In this exercise, you will train a neural network to predict whether a credit card holder will default. The features and targets you will use to train your network are available in the Python shell as `borrower_features`

and `default`

. You defined the weights and biases in the previous exercise.
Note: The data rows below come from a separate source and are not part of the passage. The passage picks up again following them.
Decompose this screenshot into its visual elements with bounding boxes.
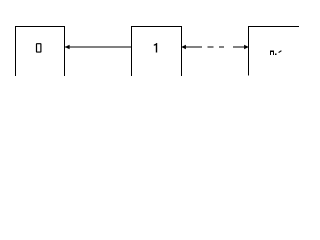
wire arrow from cell 1 to cell 0	[65, 46, 132, 48]
label n-1	[270, 51, 281, 55]
label 1	[154, 43, 157, 53]
box cell 1	[132, 27, 182, 77]
label 0	[36, 43, 42, 53]
box cell n-1 (clipped, open right)	[249, 27, 300, 76]
arrowhead at cell 1 (pointing left)	[181, 45, 186, 49]
arrowhead at cell 0 (pointing left)	[65, 45, 70, 49]
dashed wire arrow between cell 1 and cell n-1	[182, 46, 249, 48]
box cell 0	[16, 27, 65, 77]
arrowhead at cell n-1 (pointing right)	[244, 45, 249, 49]
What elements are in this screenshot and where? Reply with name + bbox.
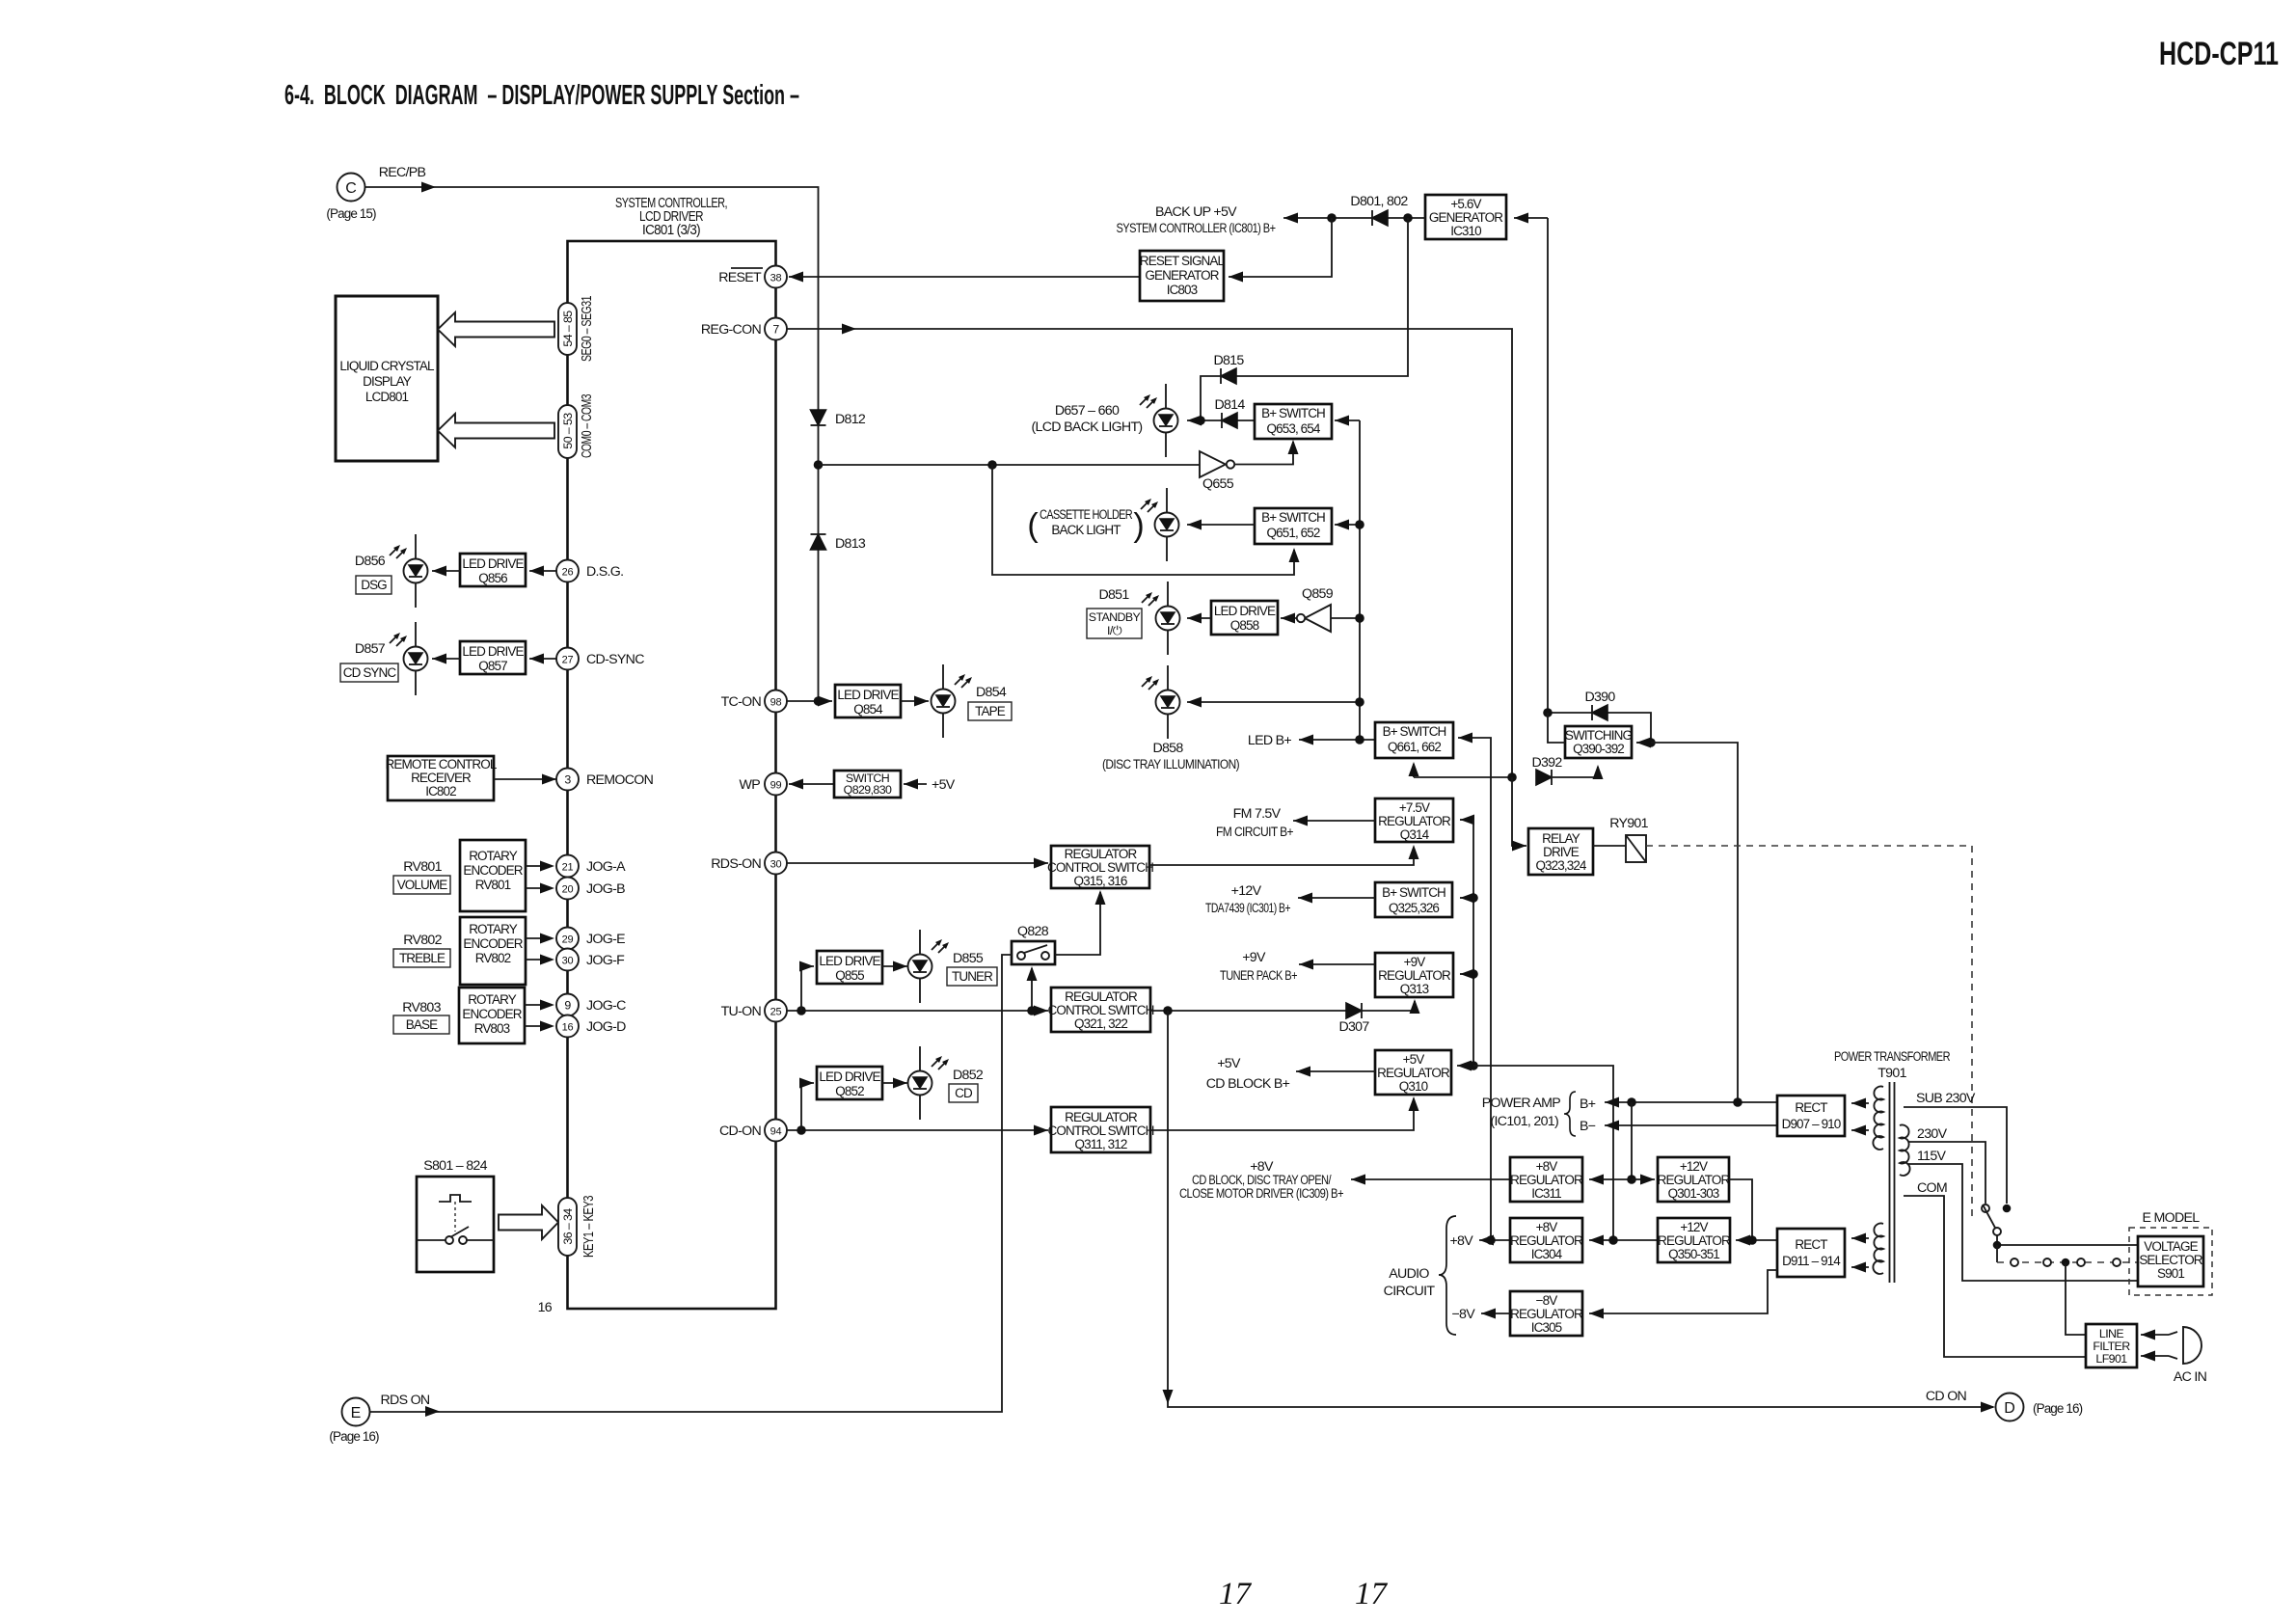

Note that the predictions layer is defined as $\sigma(\text{layer1} \times w2 + b2)$, where $\sigma$ is the sigmoid activation, `layer1`

is a tensor of nodes for the first hidden dense layer, `w2`

is a tensor of weights, and `b2`

is the bias tensor.

```
from sklearn.model_selection import train_test_split
df.head()
X = df.iloc[:3000 ,1:24].astype(np.float32).to_numpy()
y = df.iloc[:3000, 24].astype(np.float32).to_numpy()
```

```
y
```

```
borrower_features, test_features, borrower_targets, test_targets = train_test_split(X,
y,
test_size=0.25,
stratify=y)
```

```
def model(w1, b1, w2, b2, features=borrower_features):
# Apply relu activation function to layer 1
layer1 = tf.keras.activations.relu(tf.matmul(features, w1) + b1)
# Apply Dropout
dropout = tf.keras.layers.Dropout(0.25)(layer1)
return tf.keras.activations.sigmoid(tf.matmul(dropout, w2) + b2)
# Define the loss function
def loss_function(w1, b1, w2, b2, features=borrower_features, targets = borrower_targets):
predictions = model(w1, b1, w2, b2)
# Pass targets and predictions to the cross entropy loss
return tf.keras.losses.binary_crossentropy(targets, predictions)
```

### Training neural networks with TensorFlow

In the previous exercise, you defined a model, `model(w1, b1, w2, b2, features)`

, and a loss function, `loss_function(w1, b1, w2, b2, features, targets)`

, both of which are available to you in this exercise. You will now train the model and then evaluate its performance by predicting default outcomes in a test set, which consists of `test_features`

and `test_targets`

and is available to you. The trainable variables are `w1`

, `b1`

, `w2`

, and `b2`

.

```
opt = tf.keras.optimizers.Adam(learning_rate=0.1, beta_1=0.9, beta_2=0.999, amsgrad=False)
```

```
from sklearn.metrics import confusion_matrix
# Train the model
for j in range(1000):
# Complete the optimizer
opt.minimize(lambda: loss_function(w1, b1, w2, b2), var_list=[w1, b1, w2, b2])
# Make predictions with model
model_predictions = model(w1, b1, w2, b2, test_features)
# Construct the confusion matrix
confusion_matrix(test_targets.reshape(-1, 1), model_predictions)
```

```
import seaborn as sns
def confusion_matrix_plot(default, model_predictions):
df = pd.DataFrame(np.hstack([default, model_predictions.numpy() > 0.5]),
columns = ['Actual','Predicted'])
confusion_matrix = pd.crosstab(df['Actual'], df['Predicted'],
rownames=['Actual'], colnames=['Predicted'])
sns.heatmap(confusion_matrix, cmap="Greys", fmt="d", annot=True, cbar=False)
```

```
confusion_matrix_plot(test_targets.reshape(-1, 1), model_predictions)
```

The diagram shown is called a "confusion matrix." The diagonal elements show the number of correct predictions. The off-diagonal elements show the number of incorrect predictions. We can see that the model performs reasonably-well, but does so by overpredicting non-default. This suggests that we may need to train longer, tune the model's hyperparameters, or change the model's architecture.